Within Wagner's music, we have a clear view of both his ideal and anti-ideal types. Wagner's ideal man is fully masculine, capable, physically strong, pious, and self-sacrificing. The counter-type to this image is an effeminate, impotent, weak, and imitative person. Given his opinions in Das Judenthum in der Musik, it is not difficult to see exactly which people Wagner codes as anti-heroic counter-types.

But can we take one more step and extend Wagner's typology into a broader "national" context? Obviously, outside Bayreuth, Wagner never established anything near the common definition of a state. In this case, however, nation would not mean state, nor would it refer to a particular ethno-linguistic group. In Benedict Anderson's understanding, a nation would simply be a "political community imagined as both inherently limited and sovereign" (Anderson 1991, 6). Even within that definition, however, there is room for some clarification. First, the "word" political should not be restricted to its common equation with "administrative." While a political community may have a hierarchy, it does not need to have a codified, administrative one: take the family for an example of a more atomic form of political community.

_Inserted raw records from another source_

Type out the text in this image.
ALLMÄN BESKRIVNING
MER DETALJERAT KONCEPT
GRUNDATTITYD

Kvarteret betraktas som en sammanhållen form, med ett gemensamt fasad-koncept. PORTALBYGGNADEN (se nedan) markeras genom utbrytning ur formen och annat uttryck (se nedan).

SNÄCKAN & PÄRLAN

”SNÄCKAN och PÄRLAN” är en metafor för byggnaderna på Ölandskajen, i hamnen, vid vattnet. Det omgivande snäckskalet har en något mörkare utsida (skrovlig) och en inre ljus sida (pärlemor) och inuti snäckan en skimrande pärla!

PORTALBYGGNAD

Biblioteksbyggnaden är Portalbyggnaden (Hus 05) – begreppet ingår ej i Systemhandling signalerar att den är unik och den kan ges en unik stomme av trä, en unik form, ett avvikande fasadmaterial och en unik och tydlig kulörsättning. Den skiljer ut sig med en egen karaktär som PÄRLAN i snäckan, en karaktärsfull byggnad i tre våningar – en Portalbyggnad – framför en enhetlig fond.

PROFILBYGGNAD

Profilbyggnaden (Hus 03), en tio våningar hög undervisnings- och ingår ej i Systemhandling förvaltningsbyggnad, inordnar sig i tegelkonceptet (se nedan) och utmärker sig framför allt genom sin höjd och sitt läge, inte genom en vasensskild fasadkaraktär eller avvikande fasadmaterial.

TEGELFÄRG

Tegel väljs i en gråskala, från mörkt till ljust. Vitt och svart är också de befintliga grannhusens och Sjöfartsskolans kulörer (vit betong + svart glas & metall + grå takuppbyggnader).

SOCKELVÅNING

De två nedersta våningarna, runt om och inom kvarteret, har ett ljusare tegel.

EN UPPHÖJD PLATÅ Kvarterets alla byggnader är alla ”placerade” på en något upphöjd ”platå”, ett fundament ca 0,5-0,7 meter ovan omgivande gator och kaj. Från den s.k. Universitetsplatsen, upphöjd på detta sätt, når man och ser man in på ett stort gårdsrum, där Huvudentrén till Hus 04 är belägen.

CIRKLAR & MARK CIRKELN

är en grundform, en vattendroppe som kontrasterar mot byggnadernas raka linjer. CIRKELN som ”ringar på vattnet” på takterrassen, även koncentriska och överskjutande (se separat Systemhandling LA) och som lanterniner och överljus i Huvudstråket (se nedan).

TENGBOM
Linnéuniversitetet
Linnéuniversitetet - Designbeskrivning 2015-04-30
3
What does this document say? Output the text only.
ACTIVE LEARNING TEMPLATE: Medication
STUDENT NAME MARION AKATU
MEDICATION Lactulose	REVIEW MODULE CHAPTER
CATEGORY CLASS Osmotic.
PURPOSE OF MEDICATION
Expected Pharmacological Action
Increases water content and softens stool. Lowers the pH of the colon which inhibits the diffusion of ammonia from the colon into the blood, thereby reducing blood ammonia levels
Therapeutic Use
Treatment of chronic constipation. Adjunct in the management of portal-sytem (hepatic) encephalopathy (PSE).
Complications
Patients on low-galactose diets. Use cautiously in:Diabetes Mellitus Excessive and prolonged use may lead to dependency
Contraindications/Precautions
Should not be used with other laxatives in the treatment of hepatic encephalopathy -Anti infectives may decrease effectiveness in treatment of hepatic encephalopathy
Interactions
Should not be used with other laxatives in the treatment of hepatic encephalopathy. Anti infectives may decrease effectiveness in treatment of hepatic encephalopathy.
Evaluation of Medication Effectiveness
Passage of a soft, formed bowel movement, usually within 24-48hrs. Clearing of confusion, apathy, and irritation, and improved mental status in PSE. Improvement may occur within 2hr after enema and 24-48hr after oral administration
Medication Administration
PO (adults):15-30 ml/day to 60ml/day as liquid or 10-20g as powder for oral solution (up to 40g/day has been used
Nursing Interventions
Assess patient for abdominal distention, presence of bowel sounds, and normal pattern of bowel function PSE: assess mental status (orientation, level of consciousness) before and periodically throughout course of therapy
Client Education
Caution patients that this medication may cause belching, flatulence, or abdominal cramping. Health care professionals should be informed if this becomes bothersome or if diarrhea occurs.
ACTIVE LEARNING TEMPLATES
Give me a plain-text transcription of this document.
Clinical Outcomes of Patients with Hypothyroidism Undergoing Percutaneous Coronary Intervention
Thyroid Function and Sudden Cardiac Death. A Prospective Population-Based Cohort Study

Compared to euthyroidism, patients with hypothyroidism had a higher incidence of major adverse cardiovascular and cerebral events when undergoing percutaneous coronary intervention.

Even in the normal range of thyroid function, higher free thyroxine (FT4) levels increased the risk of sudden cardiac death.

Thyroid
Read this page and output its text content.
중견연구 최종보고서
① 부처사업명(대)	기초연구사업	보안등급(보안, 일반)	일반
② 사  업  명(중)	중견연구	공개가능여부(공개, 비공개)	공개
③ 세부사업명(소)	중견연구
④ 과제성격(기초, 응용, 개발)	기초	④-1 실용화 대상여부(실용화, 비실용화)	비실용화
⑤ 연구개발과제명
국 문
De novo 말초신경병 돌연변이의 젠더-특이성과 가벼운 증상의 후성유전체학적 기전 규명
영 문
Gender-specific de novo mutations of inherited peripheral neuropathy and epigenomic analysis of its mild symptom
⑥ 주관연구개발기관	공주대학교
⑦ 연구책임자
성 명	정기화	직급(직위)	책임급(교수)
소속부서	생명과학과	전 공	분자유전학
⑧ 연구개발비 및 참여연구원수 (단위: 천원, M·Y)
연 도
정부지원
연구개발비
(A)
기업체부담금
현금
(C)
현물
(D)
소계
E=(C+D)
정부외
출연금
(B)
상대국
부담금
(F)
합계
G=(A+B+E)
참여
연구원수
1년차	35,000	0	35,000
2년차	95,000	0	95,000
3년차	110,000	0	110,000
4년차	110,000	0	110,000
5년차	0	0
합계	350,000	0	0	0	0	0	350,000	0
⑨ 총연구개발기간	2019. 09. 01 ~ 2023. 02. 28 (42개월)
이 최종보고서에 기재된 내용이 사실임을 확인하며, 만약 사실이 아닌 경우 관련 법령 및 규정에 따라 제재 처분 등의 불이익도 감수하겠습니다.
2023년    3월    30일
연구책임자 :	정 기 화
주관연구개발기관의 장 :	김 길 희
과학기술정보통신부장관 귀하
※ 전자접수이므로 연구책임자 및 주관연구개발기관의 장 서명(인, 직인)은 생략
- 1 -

If Wagnerianism is to fit Anderson's definition, it would also need to be limited. Indeed, Wagner's philosophies on music, gender, and ethnicity are both limited and limiting in that they establish both the community's in-and out-group. These rules are set and prevailing. Anyone part of a "Wagnerian nation" would hold Wagner's beliefs as their own and would be beholden to a strict value system.

Bayreuth

Sovereignty is a much thornier word. In the sense that Wagnerianism has no method through which it can assert administrative control over any of its followers, it does not qualify as sovereign. But the ideals and values of Wagner superordinate all others and therefore can be theoretically sovereign. Wagner and his "new mythology" created a value system which groups of people were able to, and did, follow. This would be similar to what Anderson would call the "horizontal comradeship" around a particular ideal, or, in this case, a figure and his ideals.

In that sense, Wagnerianism can, indeed, be a form of nationalism in that it creates restrictive value systems by which a given group of people can be organized. This philosophical nation rendered itself as generations of performers, composers, writers, and critics who judged all other music based on this shared mythology and set of ideals.